Hong Kong startups usually have a misunderstanding of their duties of accounting and their audited account. Here we will explain their importance and difference for you.
General Meaning and Regulations
In business, accounting is the ongoing process of keeping records of financial transactions, and preparation of the financial statements covering a period, e.g. monthly, quarterly, and annually.
Both the Companies Ordinance (“CO”) and the Inland Revenue Ordinance (“IRO”) require the HK companies to handle their accounting duties. So, corporate accounting is an obligation.
Firstly, according to section 379(1) of the CO, all directors of an HK company must prepare their financial statements for each financial year.

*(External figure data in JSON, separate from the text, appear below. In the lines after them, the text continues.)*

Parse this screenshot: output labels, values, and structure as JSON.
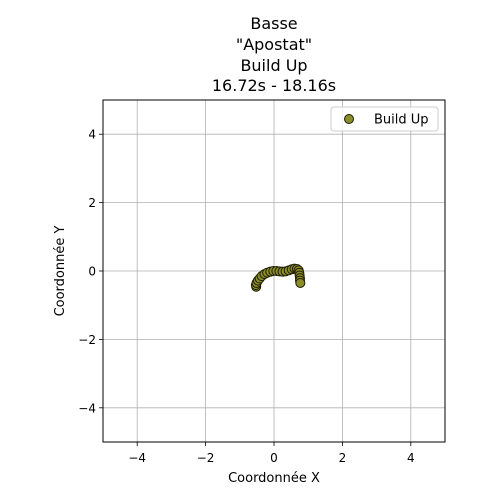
{
  "chart_data": {
    "type": "scatter",
    "title_lines": [
      "Basse",
      "\"Apostat\"",
      "Build Up",
      "16.72s - 18.16s"
    ],
    "xlabel": "Coordonnée X",
    "ylabel": "Coordonnée Y",
    "xlim": [
      -5,
      5
    ],
    "ylim": [
      -5,
      5
    ],
    "xticks": [
      -4,
      -2,
      0,
      2,
      4
    ],
    "yticks": [
      -4,
      -2,
      0,
      2,
      4
    ],
    "xtick_labels": [
      "−4",
      "−2",
      "0",
      "2",
      "4"
    ],
    "ytick_labels": [
      "−4",
      "−2",
      "0",
      "2",
      "4"
    ],
    "grid": true,
    "legend_position": "top-right",
    "series": [
      {
        "name": "Build Up",
        "marker_color": "#8c8c2a",
        "edge_color": "#1e1e05",
        "line_color": "#b5b54a",
        "points": [
          {
            "x": -0.52,
            "y": -0.46
          },
          {
            "x": -0.53,
            "y": -0.41
          },
          {
            "x": -0.51,
            "y": -0.35
          },
          {
            "x": -0.47,
            "y": -0.28
          },
          {
            "x": -0.42,
            "y": -0.22
          },
          {
            "x": -0.36,
            "y": -0.15
          },
          {
            "x": -0.28,
            "y": -0.09
          },
          {
            "x": -0.2,
            "y": -0.05
          },
          {
            "x": -0.11,
            "y": -0.02
          },
          {
            "x": -0.02,
            "y": 0.0
          },
          {
            "x": 0.07,
            "y": 0.0
          },
          {
            "x": 0.16,
            "y": -0.01
          },
          {
            "x": 0.25,
            "y": -0.02
          },
          {
            "x": 0.34,
            "y": -0.01
          },
          {
            "x": 0.43,
            "y": 0.02
          },
          {
            "x": 0.52,
            "y": 0.05
          },
          {
            "x": 0.6,
            "y": 0.07
          },
          {
            "x": 0.67,
            "y": 0.06
          },
          {
            "x": 0.72,
            "y": 0.02
          },
          {
            "x": 0.74,
            "y": -0.05
          },
          {
            "x": 0.75,
            "y": -0.13
          },
          {
            "x": 0.76,
            "y": -0.21
          },
          {
            "x": 0.76,
            "y": -0.28
          },
          {
            "x": 0.77,
            "y": -0.35
          }
        ]
      }
    ]
  }
}
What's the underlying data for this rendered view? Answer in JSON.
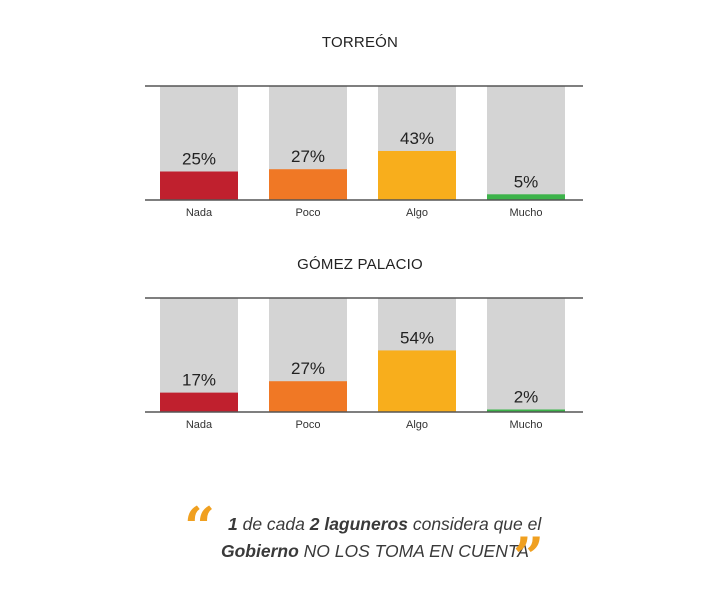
{
  "chart_data": [
    {
      "type": "bar",
      "title": "TORREÓN",
      "categories": [
        "Nada",
        "Poco",
        "Algo",
        "Mucho"
      ],
      "values": [
        25,
        27,
        43,
        5
      ],
      "value_labels": [
        "25%",
        "27%",
        "43%",
        "5%"
      ],
      "colors": [
        "#c0202e",
        "#f07825",
        "#f8ae1c",
        "#3db34a"
      ],
      "ylim": [
        0,
        100
      ],
      "grid": false
    },
    {
      "type": "bar",
      "title": "GÓMEZ PALACIO",
      "categories": [
        "Nada",
        "Poco",
        "Algo",
        "Mucho"
      ],
      "values": [
        17,
        27,
        54,
        2
      ],
      "value_labels": [
        "17%",
        "27%",
        "54%",
        "2%"
      ],
      "colors": [
        "#c0202e",
        "#f07825",
        "#f8ae1c",
        "#3db34a"
      ],
      "ylim": [
        0,
        100
      ],
      "grid": false
    }
  ],
  "quote": {
    "open_mark": "“",
    "close_mark": "”",
    "num1": "1",
    "text1": " de cada ",
    "num2": "2 laguneros",
    "text2": " considera que el",
    "line2_a": "Gobierno ",
    "line2_b": "NO LOS TOMA EN CUENTA"
  },
  "colors": {
    "track": "#d4d4d4",
    "axis": "#555555",
    "accent": "#f0a020"
  }
}
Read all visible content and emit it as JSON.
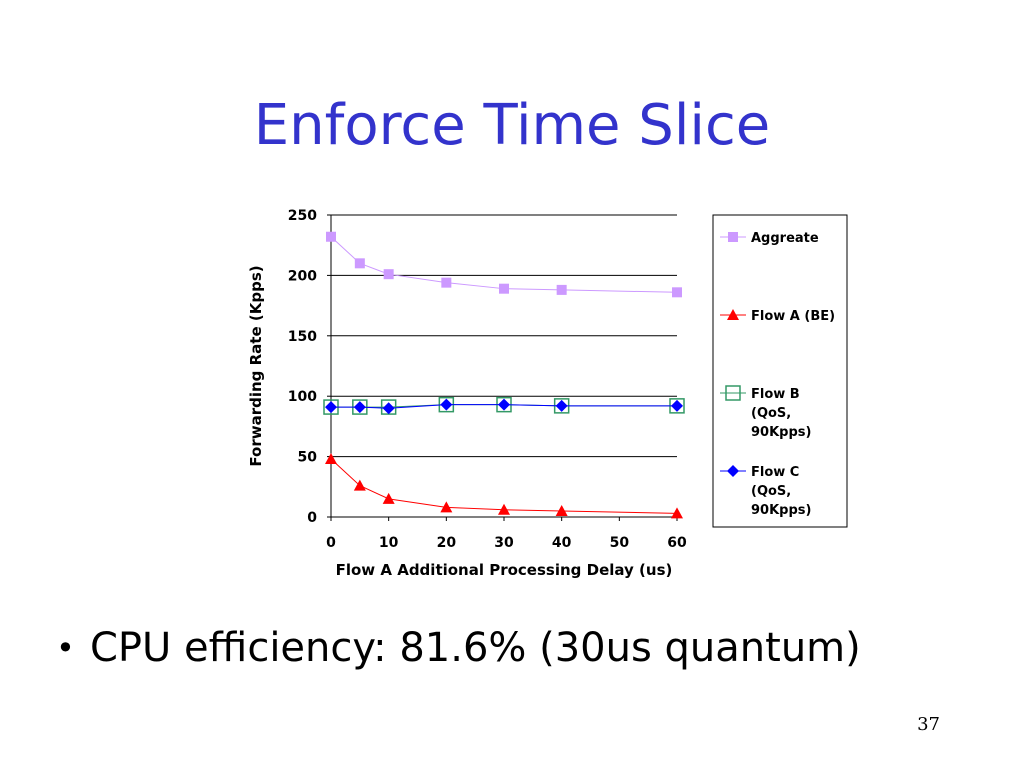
{
  "slide": {
    "title": "Enforce Time Slice",
    "bullet_marker": "•",
    "bullet": "CPU efficiency: 81.6% (30us quantum)",
    "page_number": "37"
  },
  "colors": {
    "title": "#3333cc",
    "aggregate": "#cc99ff",
    "flow_a": "#ff0000",
    "flow_b": "#339966",
    "flow_c": "#0000ff"
  },
  "chart_data": {
    "type": "line",
    "title": "",
    "xlabel": "Flow A Additional Processing Delay (us)",
    "ylabel": "Forwarding Rate (Kpps)",
    "xlim": [
      0,
      60
    ],
    "ylim": [
      0,
      250
    ],
    "xticks": [
      "0",
      "10",
      "20",
      "30",
      "40",
      "50",
      "60"
    ],
    "yticks": [
      "0",
      "50",
      "100",
      "150",
      "200",
      "250"
    ],
    "grid": "horizontal",
    "legend_position": "right",
    "series": [
      {
        "name": "Aggreate",
        "marker": "square",
        "color": "#cc99ff",
        "x": [
          0,
          5,
          10,
          20,
          30,
          40,
          60
        ],
        "y": [
          232,
          210,
          201,
          194,
          189,
          188,
          186
        ]
      },
      {
        "name": "Flow A (BE)",
        "marker": "triangle",
        "color": "#ff0000",
        "x": [
          0,
          5,
          10,
          20,
          30,
          40,
          60
        ],
        "y": [
          48,
          26,
          15,
          8,
          6,
          5,
          3
        ]
      },
      {
        "name": "Flow B (QoS, 90Kpps)",
        "marker": "open-square",
        "color": "#339966",
        "x": [
          0,
          5,
          10,
          20,
          30,
          40,
          60
        ],
        "y": [
          91,
          91,
          91,
          93,
          93,
          92,
          92
        ]
      },
      {
        "name": "Flow C (QoS, 90Kpps)",
        "marker": "diamond",
        "color": "#0000ff",
        "x": [
          0,
          5,
          10,
          20,
          30,
          40,
          60
        ],
        "y": [
          91,
          91,
          90,
          93,
          93,
          92,
          92
        ]
      }
    ],
    "legend": [
      {
        "lines": [
          "Aggreate"
        ]
      },
      {
        "lines": [
          "Flow A (BE)"
        ]
      },
      {
        "lines": [
          "Flow B",
          "(QoS,",
          "90Kpps)"
        ]
      },
      {
        "lines": [
          "Flow C",
          "(QoS,",
          "90Kpps)"
        ]
      }
    ]
  }
}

The CO also requires the accounting reports must follow the accounting standard specified by the HK Institute of Certified Public Accountants (“HKICPA”).
For Small-to-Medium Enterprises (SMEs) in HK, they have to follow the SME Financial Reporting Framework and Standard to ensure that the accounting reports are comparable and able to reflect the financial position of the company. They are required to prepare for the following accounting reports at least:
- General Ledger
- Account Payables and Account Receivables
- Balance Sheets
- Profit and Loss (P&L) Statement
Secondly, there is a legal requirement for financial records keeping. According to Section 51C of the IRO, all companies have to keep sufficient records related to expense and expenditure to enable tax assessment for not less than 7 years.
The definition of “sufficient records” is subjective. Based on the IRD Interpretation and Practical Note, the companies must keep and organize not only the financial transaction records but also the supporting or proof to these transactions. The companies must take care of the following documents at least:
- Staff payroll record & MPF contribution records
- Bank account statements
- Purchase invoices/receipts
- Sales invoices/receipts
- The record of expense and income of cash and cheque
The Statutory Audit is the analyse and examination of accounts and financial statements of a company each of the financial year by an independent accountant (also known as auditor). In other words, the Statutory Audit starts after the financial statements are ready, and it ends after the documents are audited. The Statutory Audit will start again next year.
Statutory Audit is an obligation: According to Section 405 of the CO, the financial statements must be audited. But, who can audit the financial statements?
Under the Professional Accountants Ordinance (Chapter 50), only the following entities can provide the statutory auditing services for the Hong Kong companies:
- Firms of certified public accountants (practicing) or corporate practices registered with the HKICPA, or;
- Certified public accountants holding a valid practicing certificate issued by the HKICPA
The duties of your Certified public accountants (“CPA”), commonly known as auditor, is to analyze the financial statements and their supporting documents and information so that the CPA can express the opinion of whether these financial statements can give a true and fair view of the company based on the adapted financial reporting standard.
The CPA usually sample the accounting material and query the accountants and the directors to reach their judgment and opinion.
The statutory auditing service for the Hong Kong company is governed by the Hong Kong standards on auditing, specified by the HKICPA which is the regulatory authority of the registrar of the HK CPA.
Therefore, the work of the CPA is standardized for the HK SMEs. After the auditing, the company receives a collection of documents namely “audit report”, which includes the audited financial statements and an auditor’s report.
The auditor’s report is a report that contains the CPA’s judgment on the preparation and presentation of audit financial statements. When these statements are fairly appropriately presented and comply with the standards, the CPA gives an unqualified opinion which is written on the auditor’s report.
For SMEs in HK, the importance of proper handling of accounting and statutory audit are as follows:
- Loan and investment
Accounting and Statutory Audit are part of the tax obligation of the HK companies. The Inland Revenue Department requires the HK company to file the Profits Tax return and submit it with the Audit Report. (link)
Therefore, the procedure to fulfill the taxation responsibility begins at the stage of records keeping, followed by the corporate accounting, annual statutory audit, and filing of Profits Tax returns. For example, if the accountants cannot properly deliver the financial reports to the auditor, the auditor would fail to complete the Audit Report.
Failing to comply with the IRO would result in punishment and penalty.
Loan and Investment:
When the company needs to apply for a corporate loan from a bank or other financial institutions, it is always required to provide the Audit Reports of the company with the application; It happens when the company is seeking funding from investors.
It’s because the Audit Report is a set of treatable document for other parties to have a view of the financial position of a company.
Simply put, corporate accounting is to keep track of financial information and to keep the financial records continuously, these tasks can be performed by internal staff or outsourced to others; statutory audit a one-off process for each financial year to make sure these financial records are free from material misstatements, the auditing service must be provided by an independent HK CPA.